Bipartisan bill will restore protections to gag order process

Washington, D.C. - The House Judiciary Committee today unanimously passed bipartisan legislation that would establish important guardrails for when the federal government seeks to access someone’s electronic communications without that person’s knowledge. Under current law, prosecutors can request a person’s electronic communications data, such as their e-mail and phone records, even when the subject of the search is not suspected of wrongdoing. In these searches, prosecutors often request an accompanying non-disclosure order (NDO) to block service providers from notifying their customers about the search and preventing the person being investigated from challenging the order in court. The NDO Fairness Act (H.R. 7072) eliminates the rubber-stamp process that has governed email and phone records requests for too long by requiring prosecutors demonstrate why there is a need to withhold information from American citizens.

“The NDO Fairness Act is about just that: fairness.
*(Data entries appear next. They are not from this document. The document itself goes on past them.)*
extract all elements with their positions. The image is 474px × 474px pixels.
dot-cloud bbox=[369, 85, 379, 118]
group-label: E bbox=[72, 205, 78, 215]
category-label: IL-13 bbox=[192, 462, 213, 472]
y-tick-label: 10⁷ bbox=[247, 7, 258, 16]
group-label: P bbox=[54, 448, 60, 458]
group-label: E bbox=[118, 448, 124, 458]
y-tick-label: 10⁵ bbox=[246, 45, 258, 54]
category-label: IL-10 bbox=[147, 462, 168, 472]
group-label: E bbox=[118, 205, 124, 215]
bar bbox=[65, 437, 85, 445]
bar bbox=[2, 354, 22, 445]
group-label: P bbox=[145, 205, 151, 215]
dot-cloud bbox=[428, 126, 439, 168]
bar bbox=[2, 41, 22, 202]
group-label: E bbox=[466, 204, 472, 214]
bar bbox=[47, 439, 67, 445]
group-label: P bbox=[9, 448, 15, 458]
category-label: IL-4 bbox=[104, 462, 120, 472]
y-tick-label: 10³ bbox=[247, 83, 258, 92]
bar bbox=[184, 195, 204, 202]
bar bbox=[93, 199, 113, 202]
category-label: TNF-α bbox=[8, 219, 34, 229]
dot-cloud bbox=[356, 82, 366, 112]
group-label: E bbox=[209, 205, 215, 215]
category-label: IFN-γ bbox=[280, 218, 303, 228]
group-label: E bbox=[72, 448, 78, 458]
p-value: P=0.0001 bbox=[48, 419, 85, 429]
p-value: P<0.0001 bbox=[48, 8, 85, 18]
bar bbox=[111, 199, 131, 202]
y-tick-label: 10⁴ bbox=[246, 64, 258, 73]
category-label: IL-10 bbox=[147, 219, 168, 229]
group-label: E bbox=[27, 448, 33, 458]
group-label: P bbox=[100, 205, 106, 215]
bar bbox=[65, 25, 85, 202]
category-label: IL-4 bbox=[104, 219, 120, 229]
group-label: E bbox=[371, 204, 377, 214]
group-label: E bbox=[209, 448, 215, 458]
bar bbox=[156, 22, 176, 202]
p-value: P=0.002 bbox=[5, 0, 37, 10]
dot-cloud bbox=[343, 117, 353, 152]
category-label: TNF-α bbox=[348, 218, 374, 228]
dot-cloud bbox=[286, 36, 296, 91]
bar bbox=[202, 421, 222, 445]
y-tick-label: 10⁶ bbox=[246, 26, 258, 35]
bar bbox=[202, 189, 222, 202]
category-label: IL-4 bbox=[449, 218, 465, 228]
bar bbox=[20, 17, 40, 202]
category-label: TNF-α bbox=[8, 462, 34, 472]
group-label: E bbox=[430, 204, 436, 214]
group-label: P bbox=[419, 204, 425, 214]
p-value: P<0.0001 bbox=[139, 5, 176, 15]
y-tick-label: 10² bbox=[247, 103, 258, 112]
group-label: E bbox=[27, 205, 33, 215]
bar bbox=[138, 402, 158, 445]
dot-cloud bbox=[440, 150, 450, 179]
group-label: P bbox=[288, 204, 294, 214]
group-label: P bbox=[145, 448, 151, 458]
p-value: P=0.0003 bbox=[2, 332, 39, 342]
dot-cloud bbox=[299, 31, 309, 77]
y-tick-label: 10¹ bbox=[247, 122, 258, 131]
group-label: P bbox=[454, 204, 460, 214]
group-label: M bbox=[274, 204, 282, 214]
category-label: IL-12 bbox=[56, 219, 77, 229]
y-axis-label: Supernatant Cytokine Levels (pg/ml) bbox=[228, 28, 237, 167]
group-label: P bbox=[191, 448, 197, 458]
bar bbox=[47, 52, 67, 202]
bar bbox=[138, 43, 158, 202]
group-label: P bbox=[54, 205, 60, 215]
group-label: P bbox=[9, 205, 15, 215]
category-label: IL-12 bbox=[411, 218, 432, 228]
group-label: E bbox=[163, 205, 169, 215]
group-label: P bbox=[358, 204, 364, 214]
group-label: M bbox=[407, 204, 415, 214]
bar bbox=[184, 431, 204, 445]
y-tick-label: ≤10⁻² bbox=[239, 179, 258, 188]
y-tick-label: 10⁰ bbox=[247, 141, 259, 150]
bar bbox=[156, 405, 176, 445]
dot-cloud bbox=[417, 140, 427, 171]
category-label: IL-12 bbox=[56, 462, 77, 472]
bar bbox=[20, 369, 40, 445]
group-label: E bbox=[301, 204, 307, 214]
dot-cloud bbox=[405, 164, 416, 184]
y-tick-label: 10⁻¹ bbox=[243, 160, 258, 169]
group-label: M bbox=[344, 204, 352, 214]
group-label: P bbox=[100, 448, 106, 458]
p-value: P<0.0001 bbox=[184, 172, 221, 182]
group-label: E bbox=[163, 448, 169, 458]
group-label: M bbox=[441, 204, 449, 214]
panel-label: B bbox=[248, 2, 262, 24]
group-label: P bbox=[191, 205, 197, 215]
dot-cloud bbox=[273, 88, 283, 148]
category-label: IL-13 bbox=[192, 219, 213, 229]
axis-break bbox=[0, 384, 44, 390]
This important privacy legislation would insert balance and fairness into a system that for too long has been a free-for-all for government prosecutors,” said Chairman Nadler. “In the 21st century, federal prosecutors no longer need to show up to your office. They just need to raid your virtual office, which leaves American citizens and businesses at the whims of a secret process that is all too easy to abuse. I thank my colleagues for their support and I’m proud this important legislation is one step closer to becoming law.”

The NDO Fairness Act, which passed the committee by voice vote today, would:

  • Require a written determination from the court finding a non-disclosure order necessary to prevent a substantially likely adverse result.
  • Provide for strict scrutiny analysis to grant a gag order request under 18 U.S.C. 2705(b).
  • Establish a 60-day limit for gag orders, with the opportunity for additional 60-day extensions.
  • Require notice be given to the customer within 72 hours of the expiration of the delay, including what information was disclosed.
  • Allow providers to contest gag orders in court.